On March 16, China's central bank pumped cash into the financial system. As per reports, the cash was pumped through open market operations and was done in order to maintain liquidity in the market. A total of 100 billion yuan (about 14.28 billion U.S. dollars) was injected into the market.
According to reports, the People's Bank of China has said that the money was injected through a medium-term lending facility (MLF). The funds are expected to mature in one year at an interest rate of 3.15 per cent. The MLF was introduced in 2014m it was introduced to help commercial and policy banks maintain liquidity by allowing them to borrow from the central bank by using securities as a form of collateral.

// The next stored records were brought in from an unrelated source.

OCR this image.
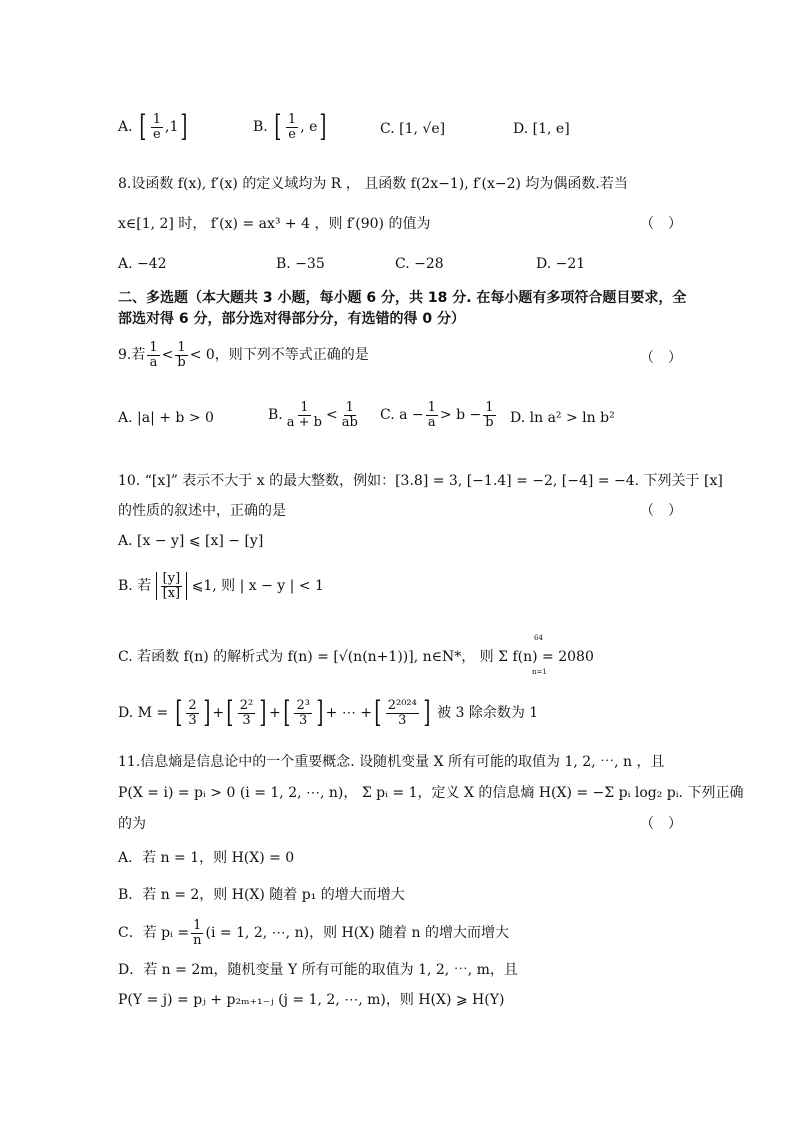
A. [ $\frac{1}{e} ,1$]	B. [ $\frac{1}{e}$ , e]	C. [1, √e]	D. [1, e]
8.设函数 f(x), f′(x) 的定义域均为 R ， 且函数 f(2x−1), f′(x−2) 均为偶函数.若当
x∈[1, 2] 时， f′(x) = ax³ + 4 ，则 f′(90) 的值为	（　）
A. −42	B. −35	C. −28	D. −21
二、多选题（本大题共 3 小题，每小题 6 分，共 18 分. 在每小题有多项符合题目要求，全
部选对得 6 分，部分选对得部分分，有选错的得 0 分）
9.若 $\frac{1}{a} < \frac{1}{b} < 0$，则下列不等式正确的是	（　）
A. |a| + b > 0	B. $\frac{1}{a + b} < \frac{1}{ab} C$. $a - \frac{1}{a} > b - \frac{1}{b} D$. ln a² > ln b²
10. “[x]” 表示不大于 x 的最大整数，例如：[3.8] = 3, [−1.4] = −2, [−4] = −4. 下列关于 [x]
的性质的叙述中，正确的是	（　）
A. [x − y] ⩽ [x] − [y]
B. 若 $\frac{[y]}{[x]}$ ⩽1, 则 | x − y | < 1
C. 若函数 f(n) 的解析式为 f(n) = [√(n(n+1))], n∈N*， 则 Σ f(n) = 2080
64
n=1
D. M = [ $\frac{2}{3}$ ] +[ $\frac{\text{2²}}{3}$ ] +[ $\frac{\text{2³}}{3}$ ] + ⋯ +[ $\frac{\text{2²⁰²⁴}}{3}$ ] 被 3 除余数为 1
11.信息熵是信息论中的一个重要概念. 设随机变量 X 所有可能的取值为 1, 2, ⋯, n ，且
P(X = i) = pᵢ > 0 (i = 1, 2, ⋯, n)， Σ pᵢ = 1，定义 X 的信息熵 H(X) = −Σ pᵢ log₂ pᵢ. 下列正确
的为	（　）
A．若 n = 1，则 H(X) = 0
B．若 n = 2，则 H(X) 随着 p₁ 的增大而增大
C．若 pᵢ = $\frac{1}{n} (i = 1$, 2, ⋯, n)，则 H(X) 随着 n 的增大而增大
D．若 n = 2m，随机变量 Y 所有可能的取值为 1, 2, ⋯, m，且
P(Y = j) = pⱼ + p₂ₘ₊₁₋ⱼ (j = 1, 2, ⋯, m)，则 H(X) ⩾ H(Y)
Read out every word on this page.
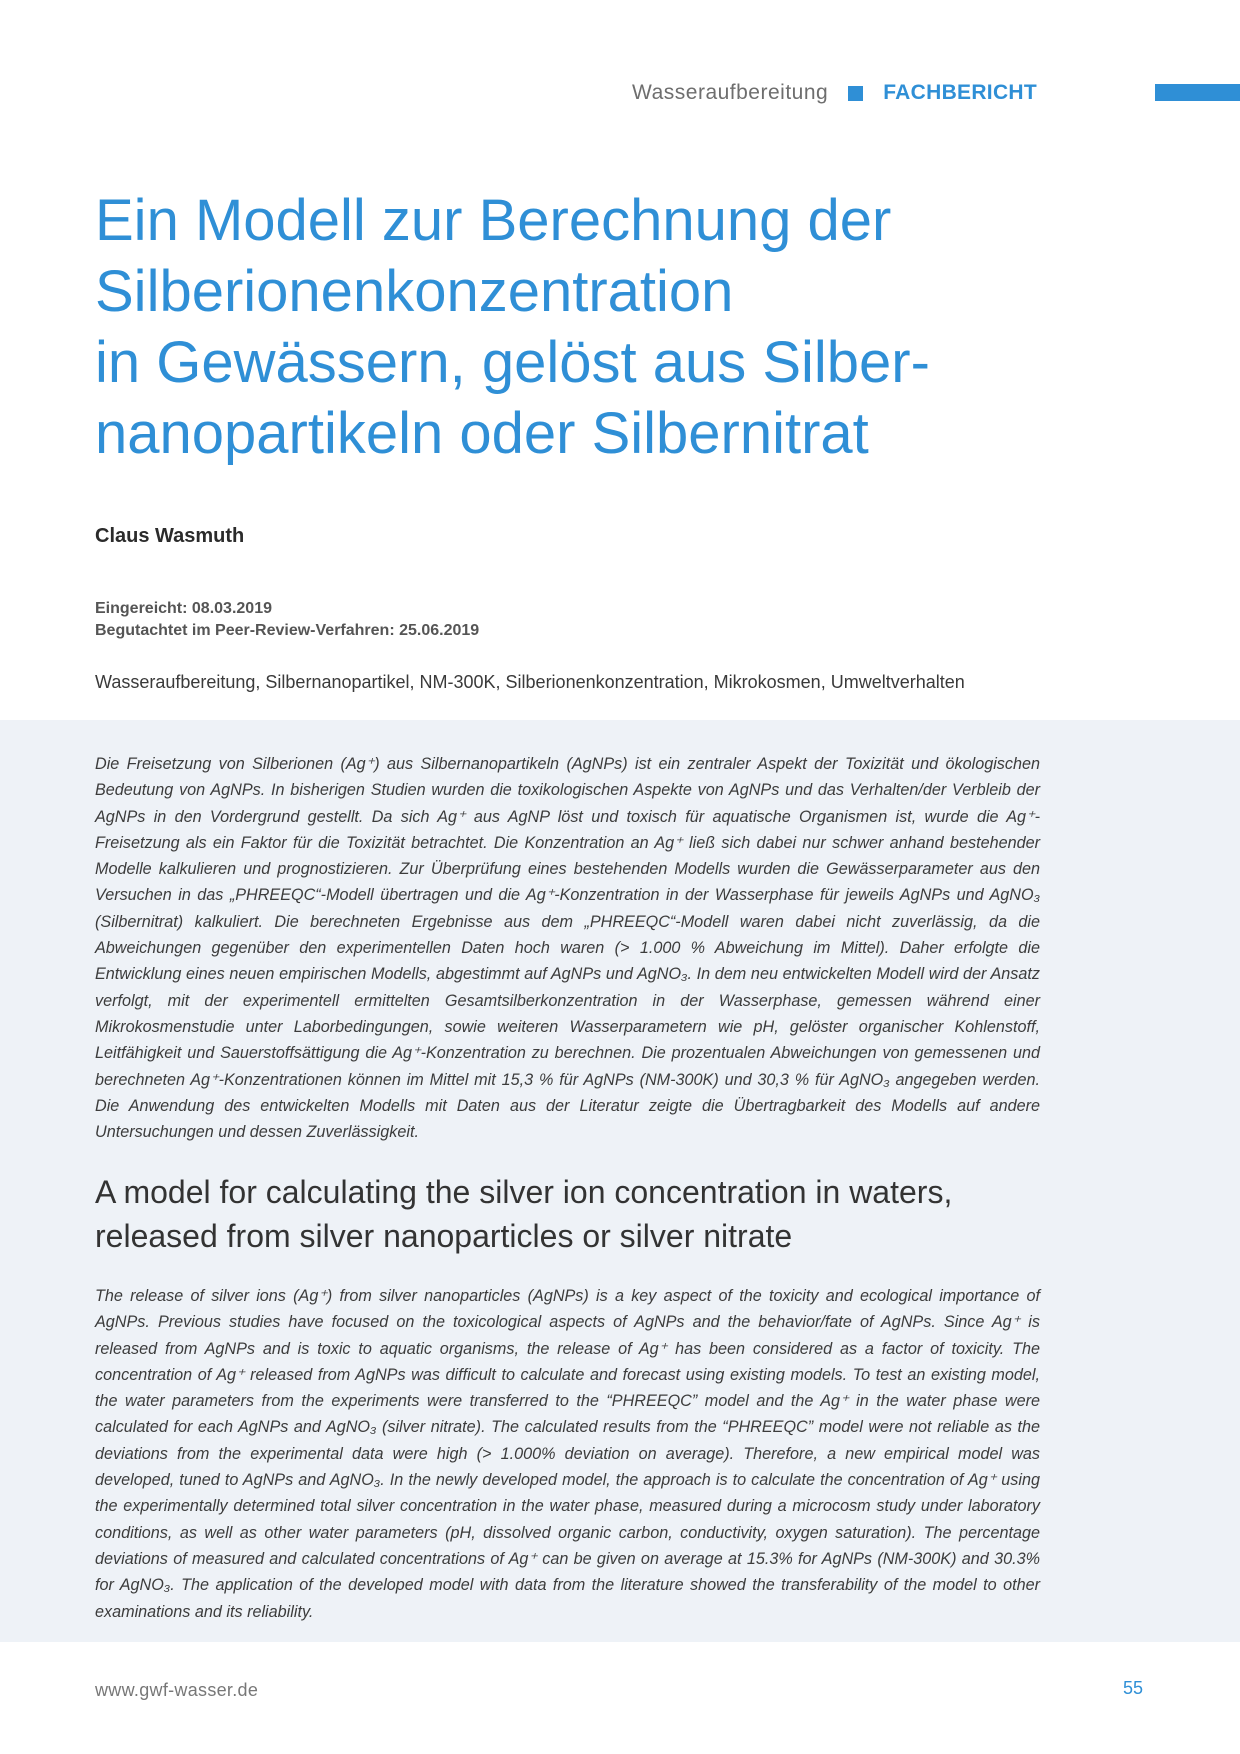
Wasseraufbereitung	FACHBERICHT
Ein Modell zur Berechnung der
Silberionenkonzentration
in Gewässern, gelöst aus Silber-
nanopartikeln oder Silbernitrat
Claus Wasmuth
Eingereicht: 08.03.2019
Begutachtet im Peer-Review-Verfahren: 25.06.2019
Wasseraufbereitung, Silbernanopartikel, NM-300K, Silberionenkonzentration, Mikrokosmen, Umweltverhalten

Die Freisetzung von Silberionen (Ag⁺) aus Silbernanopartikeln (AgNPs) ist ein zentraler Aspekt der Toxizität und ökologischen Bedeutung von AgNPs. In bisherigen Studien wurden die toxikologischen Aspekte von AgNPs und das Verhalten/der Verbleib der AgNPs in den Vordergrund gestellt. Da sich Ag⁺ aus AgNP löst und toxisch für aquatische Organismen ist, wurde die Ag⁺-Freisetzung als ein Faktor für die Toxizität betrachtet. Die Konzentration an Ag⁺ ließ sich dabei nur schwer anhand bestehender Modelle kalkulieren und prognostizieren. Zur Überprüfung eines bestehenden Modells wurden die Gewässerparameter aus den Versuchen in das „PHREEQC“-Modell übertragen und die Ag⁺-Konzentration in der Wasserphase für jeweils AgNPs und AgNO₃ (Silbernitrat) kalkuliert. Die berechneten Ergebnisse aus dem „PHREEQC“-Modell waren dabei nicht zuverlässig, da die Abweichungen gegenüber den experimentellen Daten hoch waren (> 1.000 % Abweichung im Mittel). Daher erfolgte die Entwicklung eines neuen empirischen Modells, abgestimmt auf AgNPs und AgNO₃. In dem neu entwickelten Modell wird der Ansatz verfolgt, mit der experimentell ermittelten Gesamtsilberkonzentration in der Wasserphase, gemessen während einer Mikrokosmenstudie unter Laborbedingungen, sowie weiteren Wasserparametern wie pH, gelöster organischer Kohlenstoff, Leitfähigkeit und Sauerstoffsättigung die Ag⁺-Konzentration zu berechnen. Die prozentualen Abweichungen von gemessenen und berechneten Ag⁺-Konzentrationen können im Mittel mit 15,3 % für AgNPs (NM-300K) und 30,3 % für AgNO₃ angegeben werden. Die Anwendung des entwickelten Modells mit Daten aus der Literatur zeigte die Übertragbarkeit des Modells auf andere Untersuchungen und dessen Zuverlässigkeit.

A model for calculating the silver ion concentration in waters, released from silver nanoparticles or silver nitrate

The release of silver ions (Ag⁺) from silver nanoparticles (AgNPs) is a key aspect of the toxicity and ecological importance of AgNPs. Previous studies have focused on the toxicological aspects of AgNPs and the behavior/fate of AgNPs. Since Ag⁺ is released from AgNPs and is toxic to aquatic organisms, the release of Ag⁺ has been considered as a factor of toxicity. The concentration of Ag⁺ released from AgNPs was difficult to calculate and forecast using existing models. To test an existing model, the water parameters from the experiments were transferred to the “PHREEQC” model and the Ag⁺ in the water phase were calculated for each AgNPs and AgNO₃ (silver nitrate). The calculated results from the “PHREEQC” model were not reliable as the deviations from the experimental data were high (> 1.000% deviation on average). Therefore, a new empirical model was developed, tuned to AgNPs and AgNO₃. In the newly developed model, the approach is to calculate the concentration of Ag⁺ using the experimentally determined total silver concentration in the water phase, measured during a microcosm study under laboratory conditions, as well as other water parameters (pH, dissolved organic carbon, conductivity, oxygen saturation). The percentage deviations of measured and calculated concentrations of Ag⁺ can be given on average at 15.3% for AgNPs (NM-300K) and 30.3% for AgNO₃. The application of the developed model with data from the literature showed the transferability of the model to other examinations and its reliability.

www.gwf-wasser.de	55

As per reports, the central bank skipped reverse repo on March 16. A reverse repo is a process in which the People's Bank of China purchases securities from commercial banks through the process of bidding with an agreement to sell them back in the future. In addition, on March 13 the People's Bank of China announced that it would begin implementing targeted reserve requirement ratio (RRR) cuts for eligible banks from March 16 onwards. PBOC also said that in the long term the scheme would release 550 billion yuan.
The reserve requirement ratio (RRR) cuts are mainly targeted inclusive finance and banks that meet certain criteria and can then enjoy 50 to 100 basis points of RRR cuts. Also eligible joint-stock commercial banks will be given an additional targeted RRR cuts of 100 basis points so that they may support lending in inclusive finance.
The reserve requirement ratio or the cash reserve ratio is a regulation that is employed by most of the central banks around the world. The regulation sets a minimum amount of reserves that must be held by a commercial bank.